In rapid-prototyping scenarios, you may want a single dataloader for a single movie/response pair. Use get_movie_dataloader for that case:

import numpy as np
from openretina.data_io.base_dataloader import get_movie_dataloader

random_stimulus = np.random.rand(1, 300, 50, 50)  # channels, time, height, width
random_responses = np.random.rand(300, 42)        # time, neurons

single_dataloader = get_movie_dataloader(
    movie=random_stimulus,
    responses=random_responses,
    split="train",
    scene_length=300,
    chunk_size=50,
    batch_size=1,
)

For guidance on how these dataloaders plug into the training loop, refer back to the training overview.

HDF5-based Data Structure

If your lab's export format is still evolving, it can be simpler to adapt the preprocessing pipeline than to maintain custom Python loaders. openretina therefore ships with a reference HDF5 structure that works out-of-the-box with the utilities above.

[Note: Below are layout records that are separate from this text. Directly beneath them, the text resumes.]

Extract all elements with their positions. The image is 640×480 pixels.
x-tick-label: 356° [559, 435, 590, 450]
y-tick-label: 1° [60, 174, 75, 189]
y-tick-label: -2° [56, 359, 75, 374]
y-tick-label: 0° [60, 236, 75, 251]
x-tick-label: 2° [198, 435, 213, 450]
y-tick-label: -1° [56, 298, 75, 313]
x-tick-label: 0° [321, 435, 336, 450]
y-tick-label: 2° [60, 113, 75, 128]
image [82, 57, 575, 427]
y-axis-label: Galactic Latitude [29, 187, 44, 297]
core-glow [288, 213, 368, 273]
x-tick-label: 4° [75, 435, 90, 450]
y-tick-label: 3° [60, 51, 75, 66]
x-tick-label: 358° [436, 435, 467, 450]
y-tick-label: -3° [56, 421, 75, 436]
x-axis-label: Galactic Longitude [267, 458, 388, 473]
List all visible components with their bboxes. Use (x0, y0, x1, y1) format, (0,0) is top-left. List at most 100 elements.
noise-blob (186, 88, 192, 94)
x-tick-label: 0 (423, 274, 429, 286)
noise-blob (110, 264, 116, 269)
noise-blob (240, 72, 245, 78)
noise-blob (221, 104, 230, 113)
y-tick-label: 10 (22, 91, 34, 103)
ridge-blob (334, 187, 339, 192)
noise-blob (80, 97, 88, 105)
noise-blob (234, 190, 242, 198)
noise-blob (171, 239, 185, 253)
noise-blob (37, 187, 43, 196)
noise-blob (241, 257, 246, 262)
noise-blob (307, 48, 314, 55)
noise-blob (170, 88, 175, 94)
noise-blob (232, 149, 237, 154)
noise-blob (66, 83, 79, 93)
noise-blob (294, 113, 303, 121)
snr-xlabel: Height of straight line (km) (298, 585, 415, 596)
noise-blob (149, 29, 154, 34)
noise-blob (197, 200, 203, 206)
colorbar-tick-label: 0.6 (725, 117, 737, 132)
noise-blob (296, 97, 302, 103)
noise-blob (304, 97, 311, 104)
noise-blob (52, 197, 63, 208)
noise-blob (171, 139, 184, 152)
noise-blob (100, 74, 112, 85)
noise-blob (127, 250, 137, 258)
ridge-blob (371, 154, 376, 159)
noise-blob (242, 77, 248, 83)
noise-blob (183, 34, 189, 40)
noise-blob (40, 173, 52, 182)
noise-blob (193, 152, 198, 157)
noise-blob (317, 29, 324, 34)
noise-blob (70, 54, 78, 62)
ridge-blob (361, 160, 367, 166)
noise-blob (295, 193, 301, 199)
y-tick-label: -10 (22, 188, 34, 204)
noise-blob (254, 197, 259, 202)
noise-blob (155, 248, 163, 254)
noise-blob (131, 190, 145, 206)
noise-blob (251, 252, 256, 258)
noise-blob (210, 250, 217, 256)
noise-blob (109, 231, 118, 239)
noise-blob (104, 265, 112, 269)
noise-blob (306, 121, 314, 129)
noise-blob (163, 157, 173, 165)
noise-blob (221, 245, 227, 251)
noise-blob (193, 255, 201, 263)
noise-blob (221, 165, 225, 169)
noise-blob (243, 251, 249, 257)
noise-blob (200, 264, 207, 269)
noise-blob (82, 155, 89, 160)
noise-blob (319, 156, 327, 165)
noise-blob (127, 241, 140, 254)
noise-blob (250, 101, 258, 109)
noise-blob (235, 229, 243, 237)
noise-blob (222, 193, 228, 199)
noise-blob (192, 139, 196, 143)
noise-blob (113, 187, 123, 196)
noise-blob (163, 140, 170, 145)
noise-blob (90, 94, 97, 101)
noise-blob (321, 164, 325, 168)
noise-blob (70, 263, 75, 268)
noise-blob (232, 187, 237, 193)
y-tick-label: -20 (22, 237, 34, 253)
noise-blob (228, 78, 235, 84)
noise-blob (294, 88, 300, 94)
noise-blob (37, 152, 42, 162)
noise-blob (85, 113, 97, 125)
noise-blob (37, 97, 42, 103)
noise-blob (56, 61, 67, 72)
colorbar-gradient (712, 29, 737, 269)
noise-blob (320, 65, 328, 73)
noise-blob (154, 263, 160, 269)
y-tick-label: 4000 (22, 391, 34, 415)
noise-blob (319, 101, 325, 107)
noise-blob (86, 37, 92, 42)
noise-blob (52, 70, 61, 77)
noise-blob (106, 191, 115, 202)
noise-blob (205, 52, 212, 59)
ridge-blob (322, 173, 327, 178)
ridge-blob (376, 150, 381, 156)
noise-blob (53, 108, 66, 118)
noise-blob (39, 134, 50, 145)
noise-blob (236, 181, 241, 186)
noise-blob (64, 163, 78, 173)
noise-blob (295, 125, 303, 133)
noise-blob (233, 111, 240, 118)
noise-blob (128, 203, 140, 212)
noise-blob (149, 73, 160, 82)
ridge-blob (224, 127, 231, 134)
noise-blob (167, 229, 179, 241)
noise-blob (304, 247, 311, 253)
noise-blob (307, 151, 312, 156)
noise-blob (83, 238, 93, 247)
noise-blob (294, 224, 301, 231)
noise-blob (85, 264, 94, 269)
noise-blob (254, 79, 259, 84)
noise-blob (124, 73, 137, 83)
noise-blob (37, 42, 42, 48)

Each session lives in its own .hdf5 file, while the corresponding stimuli are stored as NumPy arrays under a stimuli/ subdirectory.

You can generate synthetic data that matches the expected layout via the command-line interface (see the CLI reference):

# Print help
openretina create-data --help

# Create data in ./test_data
openretina create-data ./test_data --num-colors 3 --num-stimuli 4 --num-sessions 2

Running this command produces two .hdf5 files—one per session—in test_data/, plus stimulus files under test_data/stimuli/. Each HDF5 file contains a session_info attribute where you can store metadata such as cell types.

To keep stimuli and responses aligned, ensure they share the same sampling frequency and number of temporal bins. All stimuli should also have identical channel counts and spatial dimensions. Once exported, the data can be loaded with the helpers in openretina.data_io.h5_dataset_reader and used directly in existing configuration files (for example the hoefling_2024 setup described in data_io/hoefling_2024.md).

With these options, you should be ready to import new retinal datasets into openretina and move on to model training.